Bush provides middle-of-the-field athleticism as he flies to the ball against the run and in coverage while doubling as one of the best blitzing linebackers in the draft class. He graded at 90.2 overall in 2017 and 85.0 last season.

Personally, I join Palazzolo in a very quiet minority of people who aren’t particularly high on Rashan. I’m higher on Bush than Steve is, but we see similarly when it comes to Gary. Personally, the numbers and impact play just wasn’t there to warrant a high first round pick. Does a player like him make you a better team? Absolutely. Is he impactful enough to build a defensive front around? I’m not convinced.

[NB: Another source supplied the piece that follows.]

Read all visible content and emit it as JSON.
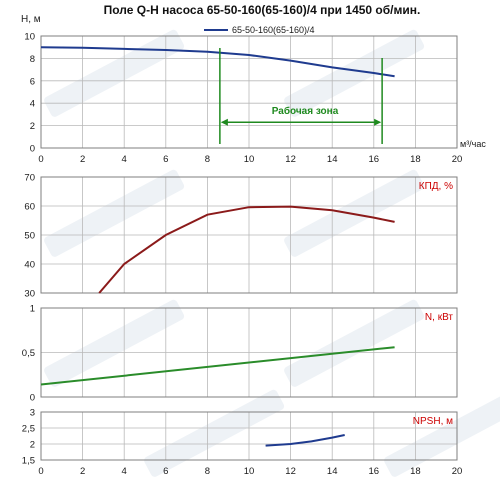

As always, take all these with a grain of salt. We still have All Star games, the combine, pro-days, etc etc for players to make their impact on teams. You’ll see a lot of misinformation in these drafts, particularly as scouts and executives feed writers information to test the waters with.

A player like David Long could theoretically jump way up if he measures bigger than expected, runs a good time, and demonstrates explosiveness. For guys with the on-field production but lack of perceived measurables, the next few months are imperative.